Hippokrates-Statue im alten Gebäude der medizinischen Schule von Bahia, Brasilien.
© Helissa Gründemann / Dreamstime
Dennoch nimmt uns die Gesellschaft nicht mehr als solche wahr. Den Lippenbekenntnissen zu unserer sinnvollen und wichtigen Aufgabe lässt sie keine entsprechenden Taten folgen. Die Löhne des Gesundheitspersonals sind nicht gestiegen – im Gegenteil. Dadurch verliert der Beruf an Attraktivität, was wiederum zu einer Verschlechterung der Versorgungsqualität und der Arbeitsbedingungen führt. In der Folge nimmt bei den Empfängerinnen und Empfängern von Gesundheitsleistungen die Unzufriedenheit zu und entlädt sich in Ausbrüchen von Wut und Gewalt gegen die kleine Anzahl derjenigen, die noch verblieben sind, um die notwendige Arbeit zu leisten.
Der Argwohn richtet sich gegen alles, was mit den medizinischen Wissenschaften zu tun hat. Die im Rahmen wissenschaftlicher Forschung entwickelten und von den Pharmaunternehmen verkauften Medikamente stossen in der breiten Öffentlichkeit auf Ablehnung. Beispielhaft dafür sind die Impfstoffe, die doch nach wie vor viele Menschenleben retten.
Aber vielleicht liegt ja gerade darin das Problem: Dass nämlich unser Bemühen, möglichst vielen Menschen zum Leben, einem guten Leben, zu verhelfen, dem Interesse des Planeten zuwiderläuft. Die Menschen lehnen diese Art von Medizin zunehmend ab. Wir sind mit diesen Zielen genauso schädlich für den Planeten wie die umweltschädigenden Industrien. Wir ermöglichen es der menschlichen Spezies, sich weiterhin in grossem Massstab zu vermehren, und dies auf Kosten anderer Lebewesen.

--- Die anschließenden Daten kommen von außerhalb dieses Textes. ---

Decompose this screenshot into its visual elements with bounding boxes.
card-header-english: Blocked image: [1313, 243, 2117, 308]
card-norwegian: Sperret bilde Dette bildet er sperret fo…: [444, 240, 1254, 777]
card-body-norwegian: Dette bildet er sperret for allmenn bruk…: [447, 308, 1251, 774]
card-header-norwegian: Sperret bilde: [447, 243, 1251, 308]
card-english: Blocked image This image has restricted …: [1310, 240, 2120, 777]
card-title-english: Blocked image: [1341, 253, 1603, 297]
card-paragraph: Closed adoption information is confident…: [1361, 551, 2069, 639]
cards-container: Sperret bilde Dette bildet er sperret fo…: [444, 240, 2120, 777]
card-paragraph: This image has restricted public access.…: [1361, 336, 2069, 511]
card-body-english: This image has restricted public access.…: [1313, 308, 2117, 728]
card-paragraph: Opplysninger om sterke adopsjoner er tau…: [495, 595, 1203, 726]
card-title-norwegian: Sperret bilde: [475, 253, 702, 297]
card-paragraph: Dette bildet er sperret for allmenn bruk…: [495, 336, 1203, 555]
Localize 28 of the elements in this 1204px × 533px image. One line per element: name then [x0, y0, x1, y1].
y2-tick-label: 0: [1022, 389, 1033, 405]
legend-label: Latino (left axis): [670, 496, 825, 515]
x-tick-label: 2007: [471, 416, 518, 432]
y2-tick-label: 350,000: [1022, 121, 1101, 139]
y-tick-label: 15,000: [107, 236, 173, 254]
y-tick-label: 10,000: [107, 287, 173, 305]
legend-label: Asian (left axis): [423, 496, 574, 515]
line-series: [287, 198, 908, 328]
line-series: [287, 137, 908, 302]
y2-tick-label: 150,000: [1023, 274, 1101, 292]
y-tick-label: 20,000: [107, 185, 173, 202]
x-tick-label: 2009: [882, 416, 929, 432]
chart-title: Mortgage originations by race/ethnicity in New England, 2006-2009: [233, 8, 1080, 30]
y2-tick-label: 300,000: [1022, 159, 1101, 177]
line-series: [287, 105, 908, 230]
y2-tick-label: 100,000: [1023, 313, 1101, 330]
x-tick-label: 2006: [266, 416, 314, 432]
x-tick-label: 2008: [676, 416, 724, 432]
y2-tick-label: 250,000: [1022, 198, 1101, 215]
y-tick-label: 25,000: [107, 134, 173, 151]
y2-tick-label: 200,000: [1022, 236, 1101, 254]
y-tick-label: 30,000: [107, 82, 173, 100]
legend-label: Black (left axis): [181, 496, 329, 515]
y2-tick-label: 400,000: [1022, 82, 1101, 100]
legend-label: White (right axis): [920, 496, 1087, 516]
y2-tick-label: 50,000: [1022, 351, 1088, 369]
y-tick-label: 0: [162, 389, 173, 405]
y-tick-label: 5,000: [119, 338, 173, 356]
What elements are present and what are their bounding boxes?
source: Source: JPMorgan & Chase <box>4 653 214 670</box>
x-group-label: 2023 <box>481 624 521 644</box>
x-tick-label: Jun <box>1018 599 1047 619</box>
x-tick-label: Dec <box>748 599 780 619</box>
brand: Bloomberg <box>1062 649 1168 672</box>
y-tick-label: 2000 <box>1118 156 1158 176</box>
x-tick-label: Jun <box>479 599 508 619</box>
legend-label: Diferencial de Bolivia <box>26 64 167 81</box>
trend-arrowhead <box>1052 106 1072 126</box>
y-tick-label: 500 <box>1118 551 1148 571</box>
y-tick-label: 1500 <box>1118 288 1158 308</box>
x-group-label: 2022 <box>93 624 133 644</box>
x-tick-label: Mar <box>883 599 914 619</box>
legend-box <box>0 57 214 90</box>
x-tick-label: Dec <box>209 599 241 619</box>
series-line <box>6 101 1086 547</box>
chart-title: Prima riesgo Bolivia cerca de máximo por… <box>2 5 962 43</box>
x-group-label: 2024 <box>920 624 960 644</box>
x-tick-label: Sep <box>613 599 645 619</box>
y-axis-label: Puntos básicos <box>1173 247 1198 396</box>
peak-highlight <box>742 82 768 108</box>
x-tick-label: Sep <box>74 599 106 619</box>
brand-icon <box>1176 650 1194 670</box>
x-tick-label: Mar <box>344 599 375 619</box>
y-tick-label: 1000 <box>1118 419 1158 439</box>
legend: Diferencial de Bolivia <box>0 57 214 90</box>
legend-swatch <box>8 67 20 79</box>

Hier ein paar Zitate zu diesem Thema: «Das Gesundheitswesen trägt in wesentlichem Masse zur Klimakrise bei» [4], «Die Gesundheitssysteme, die eigentlich der Gesundheitsförderung der Allgemeinheit dienen sollen, haben unter dem Wettbewerb mit der technologisch intensiven Gesundheitsversorgung für Einzelne gelitten» [5] und schliesslich «Die Gesundheit des Ökosystems Erde ist die Voraussetzung der Gesundheit an sich» [6]. Die diversen zitierten Websites und Artikel deuten auf mögliche Veränderungen sowohl auf staatlicher als auch auf individueller Ebene hin.
Vielleicht hat die Natur beschlossen, dass es jetzt reicht mit der modernen Medizin, die in ihrem ständigen Kampf gegen Krankheit, Alter und Tod zu effektiv ist, um ein Gleichgewicht zwischen allen lebenden Arten zu bewahren.
Wenn wir die Art unserer Berufsausübung nicht ändern und nicht bereit sind, unsere Versorgungsphilosophie zu überdenken, sind wir, fürchte ich, tatsächlich dazu verdammt, zum Wohle des Planeten zu verschwinden. Denn wir sind nicht mehr die Guten.
Zumindest kann ich eine Frage beantworten: Ich werde zum Abendessen ein Ei mit Reis und Gemüse verzehren. Anschliessend werde ich über mein zukünftiges Verhalten als Ärztin nachdenken.